Итак, с улицы Чайковского по Литейному проспекту, поворот на Невский и до Аничкова моста: два раза в неделю я отправлялся во Дворец пионеров, на занятия в литературную студию.
Там с нами занимались молодые замечательные люди. Помню голос Леонида Хаустова, который часами читал на память чужие стихи, поражая этим наше воображение. Помню улыбку с прищуром знатока зарубежной литературы Ефима Эткинда, пытавшегося по мере сил восполнить огромные лакуны в нашем образовании.

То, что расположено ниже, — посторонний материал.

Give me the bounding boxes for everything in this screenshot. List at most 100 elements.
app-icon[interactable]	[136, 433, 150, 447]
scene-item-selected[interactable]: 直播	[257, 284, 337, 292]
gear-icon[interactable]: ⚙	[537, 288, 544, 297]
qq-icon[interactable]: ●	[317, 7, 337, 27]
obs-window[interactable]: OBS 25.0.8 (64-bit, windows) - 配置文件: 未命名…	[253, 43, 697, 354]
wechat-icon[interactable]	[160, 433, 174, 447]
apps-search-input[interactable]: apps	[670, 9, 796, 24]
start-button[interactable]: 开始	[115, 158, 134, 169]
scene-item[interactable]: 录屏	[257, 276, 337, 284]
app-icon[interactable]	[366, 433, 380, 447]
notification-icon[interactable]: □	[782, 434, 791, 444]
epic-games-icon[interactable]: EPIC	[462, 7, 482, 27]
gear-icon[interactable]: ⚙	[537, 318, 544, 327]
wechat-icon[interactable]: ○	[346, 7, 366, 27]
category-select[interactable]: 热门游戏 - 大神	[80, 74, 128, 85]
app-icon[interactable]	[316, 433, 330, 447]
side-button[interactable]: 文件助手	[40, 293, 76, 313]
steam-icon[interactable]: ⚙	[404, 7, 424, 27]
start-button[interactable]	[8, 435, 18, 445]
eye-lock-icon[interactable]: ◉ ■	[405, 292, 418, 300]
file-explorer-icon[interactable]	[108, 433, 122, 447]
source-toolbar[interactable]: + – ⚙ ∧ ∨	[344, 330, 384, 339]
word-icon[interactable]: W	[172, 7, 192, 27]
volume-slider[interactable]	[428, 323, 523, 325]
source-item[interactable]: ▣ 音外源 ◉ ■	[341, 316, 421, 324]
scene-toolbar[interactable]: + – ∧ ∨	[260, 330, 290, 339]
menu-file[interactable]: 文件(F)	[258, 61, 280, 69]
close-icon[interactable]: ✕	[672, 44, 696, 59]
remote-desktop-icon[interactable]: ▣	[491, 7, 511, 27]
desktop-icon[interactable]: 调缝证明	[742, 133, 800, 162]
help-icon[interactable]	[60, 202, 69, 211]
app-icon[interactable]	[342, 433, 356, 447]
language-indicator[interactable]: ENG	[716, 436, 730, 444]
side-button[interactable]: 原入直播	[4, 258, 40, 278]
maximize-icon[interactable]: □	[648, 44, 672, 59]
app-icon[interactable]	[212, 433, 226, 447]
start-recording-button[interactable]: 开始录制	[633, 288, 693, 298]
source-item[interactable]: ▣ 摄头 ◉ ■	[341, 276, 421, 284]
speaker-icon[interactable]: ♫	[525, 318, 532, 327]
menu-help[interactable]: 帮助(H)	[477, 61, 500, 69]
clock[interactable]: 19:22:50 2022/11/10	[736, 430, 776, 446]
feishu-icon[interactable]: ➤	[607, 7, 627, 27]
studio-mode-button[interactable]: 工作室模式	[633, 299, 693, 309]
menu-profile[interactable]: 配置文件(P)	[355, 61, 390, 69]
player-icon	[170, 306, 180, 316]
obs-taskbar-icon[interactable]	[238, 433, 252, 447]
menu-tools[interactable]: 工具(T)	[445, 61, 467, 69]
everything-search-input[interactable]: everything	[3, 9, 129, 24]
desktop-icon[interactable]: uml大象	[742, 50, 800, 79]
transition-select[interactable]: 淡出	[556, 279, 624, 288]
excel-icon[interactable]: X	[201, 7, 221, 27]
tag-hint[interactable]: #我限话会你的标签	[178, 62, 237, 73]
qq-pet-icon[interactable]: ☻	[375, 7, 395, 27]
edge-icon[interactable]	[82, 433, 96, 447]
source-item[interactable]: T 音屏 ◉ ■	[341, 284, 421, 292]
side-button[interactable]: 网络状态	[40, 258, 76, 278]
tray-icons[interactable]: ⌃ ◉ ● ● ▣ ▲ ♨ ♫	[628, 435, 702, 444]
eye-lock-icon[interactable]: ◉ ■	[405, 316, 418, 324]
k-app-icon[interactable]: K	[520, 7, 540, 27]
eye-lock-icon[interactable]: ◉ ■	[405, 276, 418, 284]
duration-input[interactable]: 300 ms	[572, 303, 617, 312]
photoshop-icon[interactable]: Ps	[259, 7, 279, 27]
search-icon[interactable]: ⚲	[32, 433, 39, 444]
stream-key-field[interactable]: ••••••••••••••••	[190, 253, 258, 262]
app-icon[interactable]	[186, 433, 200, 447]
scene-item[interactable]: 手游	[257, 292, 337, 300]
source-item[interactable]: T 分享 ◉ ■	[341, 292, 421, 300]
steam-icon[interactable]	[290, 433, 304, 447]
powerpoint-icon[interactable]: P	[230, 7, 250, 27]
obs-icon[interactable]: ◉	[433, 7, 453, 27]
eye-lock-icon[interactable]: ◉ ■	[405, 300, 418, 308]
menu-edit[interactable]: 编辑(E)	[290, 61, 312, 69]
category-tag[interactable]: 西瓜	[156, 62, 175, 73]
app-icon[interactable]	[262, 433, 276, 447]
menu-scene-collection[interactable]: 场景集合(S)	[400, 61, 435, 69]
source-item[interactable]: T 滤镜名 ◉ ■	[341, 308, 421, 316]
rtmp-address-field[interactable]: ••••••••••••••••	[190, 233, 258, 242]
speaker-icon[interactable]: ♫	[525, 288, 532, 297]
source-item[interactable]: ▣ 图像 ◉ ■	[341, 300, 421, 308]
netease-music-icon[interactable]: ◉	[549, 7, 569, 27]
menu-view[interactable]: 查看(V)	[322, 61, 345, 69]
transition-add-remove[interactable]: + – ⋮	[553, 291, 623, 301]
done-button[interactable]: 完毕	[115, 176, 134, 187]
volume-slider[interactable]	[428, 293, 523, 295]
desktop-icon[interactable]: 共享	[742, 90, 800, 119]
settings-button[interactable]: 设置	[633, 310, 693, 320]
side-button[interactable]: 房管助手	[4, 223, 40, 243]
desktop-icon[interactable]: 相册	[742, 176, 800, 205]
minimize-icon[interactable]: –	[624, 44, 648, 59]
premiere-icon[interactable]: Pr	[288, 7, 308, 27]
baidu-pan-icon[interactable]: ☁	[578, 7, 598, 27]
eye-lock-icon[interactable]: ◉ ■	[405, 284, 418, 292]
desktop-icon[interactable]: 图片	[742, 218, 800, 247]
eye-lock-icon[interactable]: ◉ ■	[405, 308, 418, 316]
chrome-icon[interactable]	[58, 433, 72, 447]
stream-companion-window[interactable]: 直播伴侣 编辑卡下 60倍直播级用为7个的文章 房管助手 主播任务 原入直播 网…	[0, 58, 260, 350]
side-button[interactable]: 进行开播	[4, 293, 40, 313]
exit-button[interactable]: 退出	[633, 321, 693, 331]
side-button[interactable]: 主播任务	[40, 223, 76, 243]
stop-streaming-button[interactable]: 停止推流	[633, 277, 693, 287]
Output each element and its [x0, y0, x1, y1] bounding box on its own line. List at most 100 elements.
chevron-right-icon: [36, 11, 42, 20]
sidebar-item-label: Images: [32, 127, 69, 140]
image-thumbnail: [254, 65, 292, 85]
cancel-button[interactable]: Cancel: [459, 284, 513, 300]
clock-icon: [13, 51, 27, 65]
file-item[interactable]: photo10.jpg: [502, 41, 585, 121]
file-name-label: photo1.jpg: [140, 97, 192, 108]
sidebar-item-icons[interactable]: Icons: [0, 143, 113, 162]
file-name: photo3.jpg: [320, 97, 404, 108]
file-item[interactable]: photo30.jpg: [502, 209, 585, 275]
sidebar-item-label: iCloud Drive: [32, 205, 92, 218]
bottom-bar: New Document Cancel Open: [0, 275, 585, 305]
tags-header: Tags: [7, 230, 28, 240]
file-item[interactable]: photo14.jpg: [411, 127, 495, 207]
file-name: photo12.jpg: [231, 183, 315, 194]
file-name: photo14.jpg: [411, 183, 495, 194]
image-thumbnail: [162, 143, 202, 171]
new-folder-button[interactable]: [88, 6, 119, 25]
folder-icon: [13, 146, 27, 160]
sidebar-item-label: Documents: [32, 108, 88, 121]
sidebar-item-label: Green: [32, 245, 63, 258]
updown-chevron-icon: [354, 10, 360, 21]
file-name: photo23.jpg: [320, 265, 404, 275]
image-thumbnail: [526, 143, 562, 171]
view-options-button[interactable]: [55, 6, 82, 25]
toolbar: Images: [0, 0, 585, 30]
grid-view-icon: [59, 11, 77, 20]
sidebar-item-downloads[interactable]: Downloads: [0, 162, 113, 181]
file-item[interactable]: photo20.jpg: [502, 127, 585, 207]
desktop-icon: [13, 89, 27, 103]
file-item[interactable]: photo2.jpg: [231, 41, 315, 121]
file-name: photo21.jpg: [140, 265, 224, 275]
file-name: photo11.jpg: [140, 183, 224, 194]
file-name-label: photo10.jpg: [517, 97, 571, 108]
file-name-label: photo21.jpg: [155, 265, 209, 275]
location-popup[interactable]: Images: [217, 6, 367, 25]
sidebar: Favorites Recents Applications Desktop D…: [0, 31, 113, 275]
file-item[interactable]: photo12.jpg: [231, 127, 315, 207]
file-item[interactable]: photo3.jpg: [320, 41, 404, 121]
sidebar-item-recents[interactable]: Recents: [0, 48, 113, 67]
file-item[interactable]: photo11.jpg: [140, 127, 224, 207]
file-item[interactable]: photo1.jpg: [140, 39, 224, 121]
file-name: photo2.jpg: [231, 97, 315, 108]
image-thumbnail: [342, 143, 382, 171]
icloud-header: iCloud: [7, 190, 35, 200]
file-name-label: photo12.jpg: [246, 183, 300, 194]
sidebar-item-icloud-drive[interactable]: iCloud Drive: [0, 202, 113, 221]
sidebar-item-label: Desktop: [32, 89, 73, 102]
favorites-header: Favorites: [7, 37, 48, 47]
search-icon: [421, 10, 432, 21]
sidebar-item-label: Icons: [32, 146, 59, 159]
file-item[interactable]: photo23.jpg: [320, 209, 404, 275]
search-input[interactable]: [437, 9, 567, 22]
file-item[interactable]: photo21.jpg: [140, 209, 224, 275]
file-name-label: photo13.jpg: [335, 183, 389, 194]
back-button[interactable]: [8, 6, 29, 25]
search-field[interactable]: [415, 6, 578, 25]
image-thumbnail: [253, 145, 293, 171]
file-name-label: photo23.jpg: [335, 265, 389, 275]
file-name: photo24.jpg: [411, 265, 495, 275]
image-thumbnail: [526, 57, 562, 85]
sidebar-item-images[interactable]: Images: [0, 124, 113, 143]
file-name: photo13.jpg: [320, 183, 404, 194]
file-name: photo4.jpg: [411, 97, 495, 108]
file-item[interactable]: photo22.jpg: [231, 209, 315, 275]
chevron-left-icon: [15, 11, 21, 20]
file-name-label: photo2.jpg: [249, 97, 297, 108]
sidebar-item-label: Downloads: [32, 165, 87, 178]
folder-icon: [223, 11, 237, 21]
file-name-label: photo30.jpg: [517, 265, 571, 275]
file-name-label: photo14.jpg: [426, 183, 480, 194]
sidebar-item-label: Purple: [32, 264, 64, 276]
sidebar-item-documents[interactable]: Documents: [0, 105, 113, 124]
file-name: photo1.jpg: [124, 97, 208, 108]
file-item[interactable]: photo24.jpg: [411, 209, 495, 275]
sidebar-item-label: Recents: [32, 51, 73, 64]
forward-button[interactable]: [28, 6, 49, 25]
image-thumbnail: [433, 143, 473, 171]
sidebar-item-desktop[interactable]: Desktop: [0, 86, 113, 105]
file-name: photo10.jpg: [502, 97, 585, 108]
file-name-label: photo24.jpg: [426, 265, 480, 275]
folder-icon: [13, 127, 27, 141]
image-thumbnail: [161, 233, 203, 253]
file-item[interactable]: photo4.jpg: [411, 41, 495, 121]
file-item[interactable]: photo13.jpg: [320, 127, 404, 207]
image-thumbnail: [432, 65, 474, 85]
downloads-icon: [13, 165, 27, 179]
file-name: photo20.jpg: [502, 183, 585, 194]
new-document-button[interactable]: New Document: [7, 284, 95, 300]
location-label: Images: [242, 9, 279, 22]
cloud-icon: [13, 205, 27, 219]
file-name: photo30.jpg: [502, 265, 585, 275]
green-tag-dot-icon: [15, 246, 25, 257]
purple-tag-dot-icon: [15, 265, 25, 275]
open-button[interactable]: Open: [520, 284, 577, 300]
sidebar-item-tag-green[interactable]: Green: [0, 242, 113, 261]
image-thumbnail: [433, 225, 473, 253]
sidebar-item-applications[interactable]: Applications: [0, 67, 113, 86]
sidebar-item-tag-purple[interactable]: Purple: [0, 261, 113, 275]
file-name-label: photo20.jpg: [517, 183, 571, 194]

Но главным человеком для нас тогда был ленинградский поэт Глеб Сергеевич Семенов. Сутулая фигура, усы щеточкой, негромкий голос. Благородство во всем. В нем самом, в том, что он говорил, ничто не бросалось в глаза, ничто не отпечатывалось в памяти готовым афоризмом. В нем не было яркости, а была прозрачная ясность и глубина, которая просматривалась далеко, но и дальше угадывалось, что она еще продолжается. Я ведь тогда не очень понимал, что это большой, настоящий поэт: он редко читал нам свои стихи и, кажется, еще реже печатался. Это теперь, листая пять тоненьких сборников, во мне проступает понимание, у кого мне посчастливилось учиться:
Вижу яростный лик небосвода, знать не знаю лица своего. Сколь ничтожна моя несвобода перед явленой волей Его! О раскованность, о торжество! А еще говорят — непогода...Или вот ещё, наугад:
Я затихаю на природе. Как бедный родственник, вхожу. Среди больших ее угодий угла себе не нахожу. Постыдно тянет подольститься — помочь ручью, спасти жука — и на небо перекреститься, как атеист — исподтишка. Я умиляюсь глупой птахе, травинке малой на лугу... Но блудным сыном, ниц во прахе, вернуться в лоно не могу. Сижу, философ безбородый, на краешке чужого пня. Природа занята природой, ей нету дела до меня.Глеб Сергеевич был учителем от Бога... Но не только учителем — а нашим товарищем, умеющим радоваться каждой нашей удачной строчке и быть снисходительным к строчке неумелой. Безукоризненный вкус, абсолютный слух на слово, чутье не только на таланты, но и на отзывчивые души. Наше обучение происходило вразрез с руководящим курсом. Культурный фюрер той поры товарищ Жданов уже отлучил от советской литературы и Михаила Зощенко, и Анну Ахматову. Но наш учитель этого «не заметил». Мы продолжали их читать.
Как я узнал уже потом, у него была не одна наша студия — он занимался с молодыми ребятами и в ЛГУ, и в Политехе, и в ДК Первой пятилетки. Особенно знаменитой была его студия при Горном институте, оттуда вышли Леонид Агеев, Андрей Битов, Владимир Британишский, Глеб Горбовский, Александр Городницкий. Этот его выпуск получил даже потом название «геологическая школа»... Вот как, например, писал в возрасте одиннадцати лет наш товарищ Володя Британишский (цитирую по памяти):
Гесиод, Гомер и Овидий — Все отжили давным-давно. Я не знаю, в какой Колхиде Золотое моё руно... Я не знаю, какое море Мне придётся переплывать, Я не знаю, какое горе Мне придётся переживать...Профессиональными литераторами, кроме Володи Британишского — поэта и замечательного переводчика, — стали прозаик и редактор журнала «Нева» Борис Никольский, поэт Лев Куклин, журналист и сценарист Феликс Нафтульев.
Шумный, необузданный Ленька Эфрос — по образованию экономист — до самой своей смерти писал искренние, исповедальные стихи.
Как трудно человек взрослеет! Во времени, как в тине, тонет. В нём что-то с каждым днем мелеет, Всё время что-то он хоронит... ...Взрослеет сверстник мой, взрослеет. Признаться в этом лишь не смеет.